I'm sure you already know where you can put your parody of argument......
They handout equipement like candies, so there is no point to grind.
Having 90% potency and 110% potency feels the same, so it kills the purpose of gearing up.
All weapons feel the same, no unique potentials like the base game.
Duel quests kill the purpose of building a good gear, because why build a good gear when it is completely useless in Duel quests?
Propably the most idiotic thing they introduced in the game.
Why should i stay AFK in lobby, when i can have fun playing Killing Floor or any other game?
"Fan" is derived from "fanatic" which was originally defined as someone who loves something so much that they destroy it.
So, basically, it always meant that.
the state the game is in is the state it should have been at launch. but since the damage has already been done people are not willing to back and check the game out again.
The bigger problem with NGS is SEGA has no clue what they even want to do with it as a game, because all they want is easy gacha scratch money, and they get that much easier and cheaper from the miku game.
It is trash because it is a very thinly veiled attempt to fleece money from people. You can enjoy it but it doesn't make it objectively good.
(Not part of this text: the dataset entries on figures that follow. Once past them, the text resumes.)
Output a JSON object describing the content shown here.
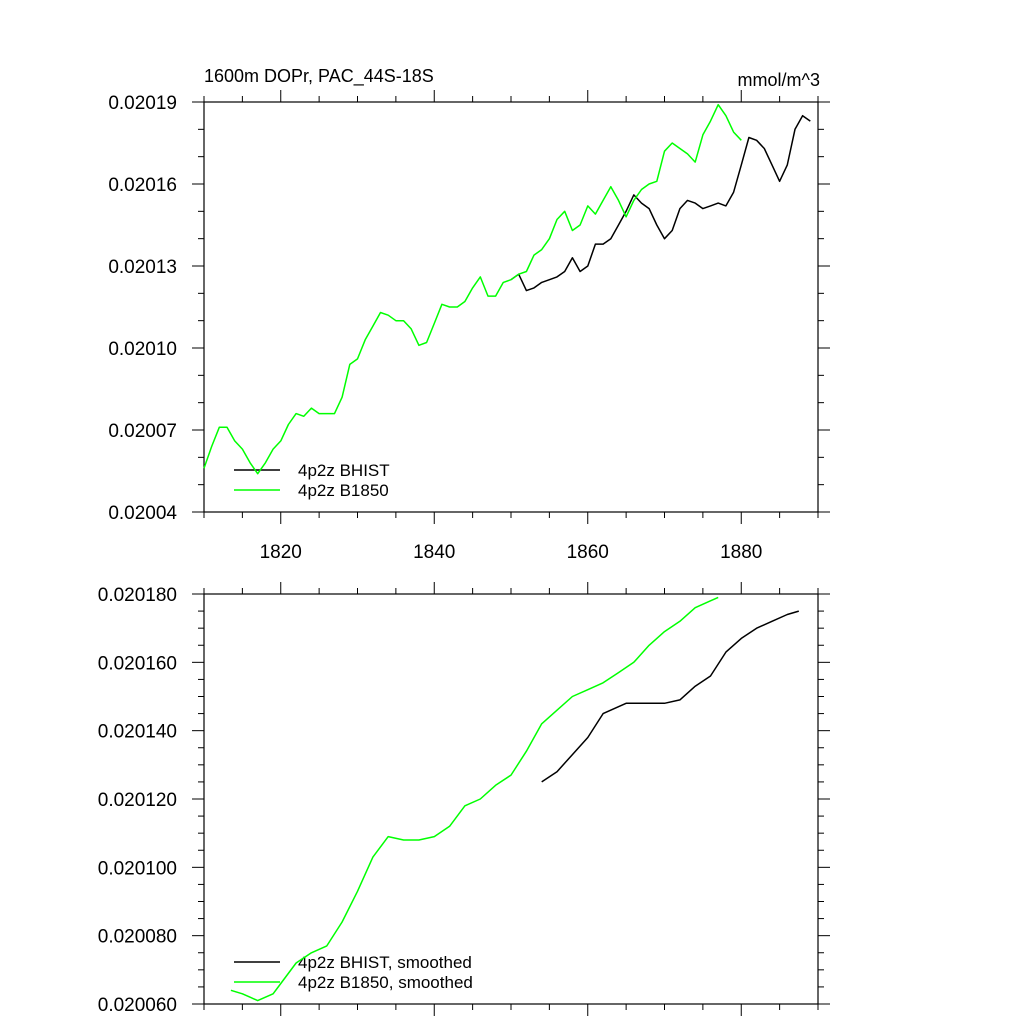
{
  "chart_data": [
    {
      "type": "line",
      "title": "1600m DOPr, PAC_44S-18S",
      "units": "mmol/m^3",
      "xlim": [
        1810,
        1890
      ],
      "ylim": [
        0.02004,
        0.02019
      ],
      "x_ticks": [
        1820,
        1840,
        1860,
        1880
      ],
      "x_tick_labels": [
        "1820",
        "1840",
        "1860",
        "1880"
      ],
      "y_ticks": [
        0.02004,
        0.02007,
        0.0201,
        0.02013,
        0.02016,
        0.02019
      ],
      "y_tick_labels": [
        "0.02004",
        "0.02007",
        "0.02010",
        "0.02013",
        "0.02016",
        "0.02019"
      ],
      "legend_position": "bottom-left",
      "grid": false,
      "series": [
        {
          "name": "4p2z BHIST",
          "color": "#000000",
          "x": [
            1850,
            1851,
            1852,
            1853,
            1854,
            1855,
            1856,
            1857,
            1858,
            1859,
            1860,
            1861,
            1862,
            1863,
            1864,
            1865,
            1866,
            1867,
            1868,
            1869,
            1870,
            1871,
            1872,
            1873,
            1874,
            1875,
            1876,
            1877,
            1878,
            1879,
            1880,
            1881,
            1882,
            1883,
            1884,
            1885,
            1886,
            1887,
            1888,
            1889
          ],
          "y": [
            0.020125,
            0.020127,
            0.020121,
            0.020122,
            0.020124,
            0.020125,
            0.020126,
            0.020128,
            0.020133,
            0.020128,
            0.02013,
            0.020138,
            0.020138,
            0.02014,
            0.020145,
            0.02015,
            0.020156,
            0.020153,
            0.020151,
            0.020145,
            0.02014,
            0.020143,
            0.020151,
            0.020154,
            0.020153,
            0.020151,
            0.020152,
            0.020153,
            0.020152,
            0.020157,
            0.020167,
            0.020177,
            0.020176,
            0.020173,
            0.020167,
            0.020161,
            0.020167,
            0.02018,
            0.020185,
            0.020183
          ]
        },
        {
          "name": "4p2z B1850",
          "color": "#00ff00",
          "x": [
            1810,
            1811,
            1812,
            1813,
            1814,
            1815,
            1816,
            1817,
            1818,
            1819,
            1820,
            1821,
            1822,
            1823,
            1824,
            1825,
            1826,
            1827,
            1828,
            1829,
            1830,
            1831,
            1832,
            1833,
            1834,
            1835,
            1836,
            1837,
            1838,
            1839,
            1840,
            1841,
            1842,
            1843,
            1844,
            1845,
            1846,
            1847,
            1848,
            1849,
            1850,
            1851,
            1852,
            1853,
            1854,
            1855,
            1856,
            1857,
            1858,
            1859,
            1860,
            1861,
            1862,
            1863,
            1864,
            1865,
            1866,
            1867,
            1868,
            1869,
            1870,
            1871,
            1872,
            1873,
            1874,
            1875,
            1876,
            1877,
            1878,
            1879,
            1880
          ],
          "y": [
            0.020056,
            0.020064,
            0.020071,
            0.020071,
            0.020066,
            0.020063,
            0.020058,
            0.020054,
            0.020058,
            0.020063,
            0.020066,
            0.020072,
            0.020076,
            0.020075,
            0.020078,
            0.020076,
            0.020076,
            0.020076,
            0.020082,
            0.020094,
            0.020096,
            0.020103,
            0.020108,
            0.020113,
            0.020112,
            0.02011,
            0.02011,
            0.020107,
            0.020101,
            0.020102,
            0.020109,
            0.020116,
            0.020115,
            0.020115,
            0.020117,
            0.020122,
            0.020126,
            0.020119,
            0.020119,
            0.020124,
            0.020125,
            0.020127,
            0.020128,
            0.020134,
            0.020136,
            0.02014,
            0.020147,
            0.02015,
            0.020143,
            0.020145,
            0.020152,
            0.020149,
            0.020154,
            0.020159,
            0.020154,
            0.020148,
            0.020154,
            0.020158,
            0.02016,
            0.020161,
            0.020172,
            0.020175,
            0.020173,
            0.020171,
            0.020168,
            0.020178,
            0.020183,
            0.020189,
            0.020185,
            0.020179,
            0.020176
          ]
        }
      ]
    },
    {
      "type": "line",
      "xlim": [
        1810,
        1890
      ],
      "ylim": [
        0.02006,
        0.02018
      ],
      "x_ticks": [
        1820,
        1840,
        1860,
        1880
      ],
      "x_tick_labels": [],
      "y_ticks": [
        0.02006,
        0.02008,
        0.0201,
        0.02012,
        0.02014,
        0.02016,
        0.02018
      ],
      "y_tick_labels": [
        "0.020060",
        "0.020080",
        "0.020100",
        "0.020120",
        "0.020140",
        "0.020160",
        "0.020180"
      ],
      "legend_position": "bottom-left",
      "grid": false,
      "series": [
        {
          "name": "4p2z BHIST, smoothed",
          "color": "#000000",
          "x": [
            1854,
            1856,
            1858,
            1860,
            1862,
            1864,
            1865,
            1866,
            1868,
            1870,
            1872,
            1874,
            1876,
            1878,
            1880,
            1882,
            1884,
            1886,
            1887.5
          ],
          "y": [
            0.020125,
            0.020128,
            0.020133,
            0.020138,
            0.020145,
            0.020147,
            0.020148,
            0.020148,
            0.020148,
            0.020148,
            0.020149,
            0.020153,
            0.020156,
            0.020163,
            0.020167,
            0.02017,
            0.020172,
            0.020174,
            0.020175
          ]
        },
        {
          "name": "4p2z B1850, smoothed",
          "color": "#00ff00",
          "x": [
            1813.5,
            1815,
            1816,
            1817,
            1818,
            1819,
            1820,
            1822,
            1824,
            1826,
            1828,
            1830,
            1832,
            1834,
            1836,
            1838,
            1840,
            1842,
            1844,
            1846,
            1848,
            1850,
            1852,
            1854,
            1856,
            1858,
            1860,
            1862,
            1864,
            1866,
            1868,
            1870,
            1872,
            1874,
            1876,
            1877
          ],
          "y": [
            0.020064,
            0.020063,
            0.020062,
            0.020061,
            0.020062,
            0.020063,
            0.020066,
            0.020072,
            0.020075,
            0.020077,
            0.020084,
            0.020093,
            0.020103,
            0.020109,
            0.020108,
            0.020108,
            0.020109,
            0.020112,
            0.020118,
            0.02012,
            0.020124,
            0.020127,
            0.020134,
            0.020142,
            0.020146,
            0.02015,
            0.020152,
            0.020154,
            0.020157,
            0.02016,
            0.020165,
            0.020169,
            0.020172,
            0.020176,
            0.020178,
            0.020179
          ]
        }
      ]
    }
  ]
}
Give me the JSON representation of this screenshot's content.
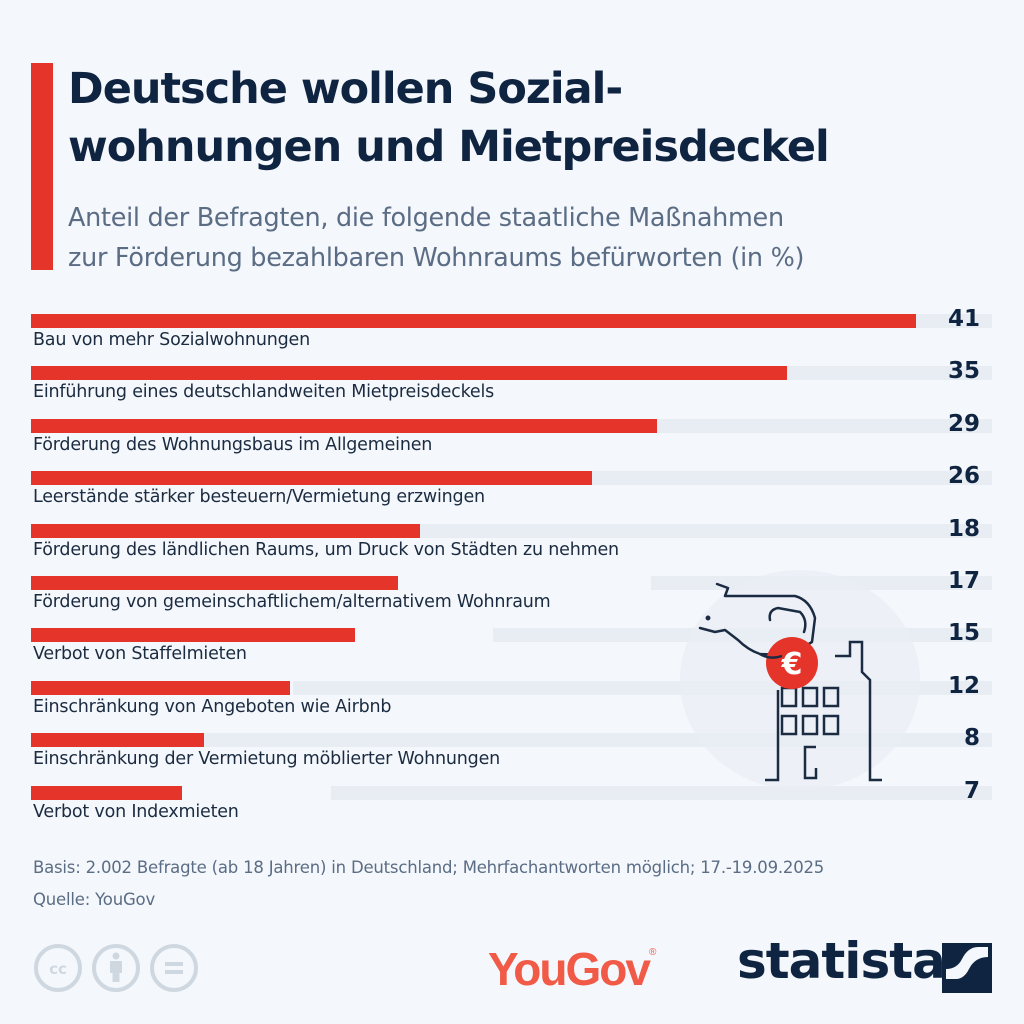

For someone (like me) who's into video games since PacMan and space invaders, you seems to have missed a huge point about what makes a franchise last!
...When a gamer likes a game he hopes that the second one will be "the same but improved"
And it always works (...up to some point) Look at the assassin's creed, Sonic 2D, Borderlands, even Mario! (there are a lot more examples)
Point is, PSONGS lost what PSO2 and PSO episode 1&2 were.
I tried PSONGS, honestly gave it a shot, granted it's not a bad game (not talking about the dress-up crap, the game itself) but it is not "a PSO" !
But yes NGS isn't the worst game ever or even should be on anyone's top 10 worst games ever but it is still a bad game in its own right and has damaged the franchise. There was an air of mysticism to PSO2 from its previous games to the point that people still clamored for it years after its release. Now NGS comes around and I can assure you that it will be a great effort to get new people interested in the next game, I doubt there will be 60k people at launch for the next enxdeavor.